Он взял блокнот и углубился в чтение. Манжеты его рубашки задрались. На запястье показалась татуировка — пара крыльев. Бывший десантник. Замечательно. Просто великолепно.
— После двух с половиной лет работы констеблем-детективом вы были направлены в отдел наркотиков, — произнес он сухо.
— Верно.
— Вы просили об этом переводе?
— Да, я же сказал, что с меня довольно убийств.
— Вы не раскрыли ни одного дела, заступив на новую должность, после чего таинственным образом ушли в отставку.
— Никакой тайны, ничего таинственного тут нет, просто меня все достало. Полно копов, которые ушли после первого года или вышибли себе мозги. Посмотрите на процент самоубийств среди людей КОПУ, думаю, вы найдете…
— Мистер Лоусон, мы тут с вами не в крикет играем, черт возьми! Вам придется сотрудничать со мной, и я сейчас объясню почему. Как участник группы дознания Сэмсона я располагаю весьма широкими полномочиями. Могу вас арестовать, вызвать в суд раньше мирового судьи, предъявить иск за отказ содействовать полиции в качестве важного свидетеля, за оскорбление суда. Сами можете продолжить. Я вас арестую и посажу в клетку.
Я покрылся потом. Это не пустые угрозы. Он не из тех, кто просто угрожает. По глазам видно: в них холод и безразличие. Он уже все решил. Он взял еще одну сигарету.
— В Белфасте есть старое правило: когда тебя допрашивает полиция — что бы ты ни говорил, главное — неси ахинею, — криво улыбнулся я, пытаясь разрядить атмосферу. Его это не проняло.
— Я все еще не до конца понимаю, что с вами произошло, мистер Лоусон, или что вы там обнаружили, в отделе наркотиков, но я знаю одно: блестящий детектив не уйдет в отставку ни с того ни с сего. Я доберусь до правды, и я заставлю вас говорить. Мне нужны имена, и я получу их. Если вам угрожают, мы можем предоставить вам защиту.
— Защиту. Ха-ха! С виду вы умнее. Вы что думаете? Я раскрыл чей-то гребаный план наводнить Ольстер наркотой? Какой-то немереный рэкет? Вы сбились с курса, уважаемый. Вы думаете, это они заставили меня уйти в отставку, и поэтому я ушел? Да они бы просто-напросто шлепнули меня к чертям собачьим — и дело с концом! Ничьих планов я не нарушал, никакого рэкета не было, я ни о чем таком не знаю. Я оставил службу, потому что допекло.
— Кто они?
— В смысле?
— Вы сами сказали: «они». Кто эти «они», которые могли вас шлепнуть?
— Да не существуют никакие «они», нет никакой тайны. Вы не поняли, друг мой, я ушел потому, что на всю жизнь насладился жизнью полицейского. Передоз. Забудьте вы все эти ваши планы, аферы и сговоры. Их не существует. Люди вроде вас и Сэмсона верят в теорию заговора, я же сторонник теории обломов. Всякие идиотские вещи происходят сами по себе.
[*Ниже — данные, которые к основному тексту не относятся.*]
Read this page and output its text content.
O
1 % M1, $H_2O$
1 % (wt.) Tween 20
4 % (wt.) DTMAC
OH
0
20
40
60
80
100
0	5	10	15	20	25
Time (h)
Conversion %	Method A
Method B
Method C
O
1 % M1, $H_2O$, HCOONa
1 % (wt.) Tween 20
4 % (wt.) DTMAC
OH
Мгновение Дуглас сидел и прислушивался к звуку дождя, стучавшего по крыше. Посмотрел на меня и передернулся — будто волна омерзения прошла по телу. Гнев искривил его лицо. Что он тут делал? Я знаю, о чем он думал. Об этих сраных Миках,11 непроходимых тупицах, почему-то прозванных умниками. Восемьсот лет Англия была связана с этим гиблым местом. Восемьсот вшивых лет! А этот был десантником, может, даже служил в этих местах, все это дерьмо выгребал. На этот раз он затушил окурок о ковер.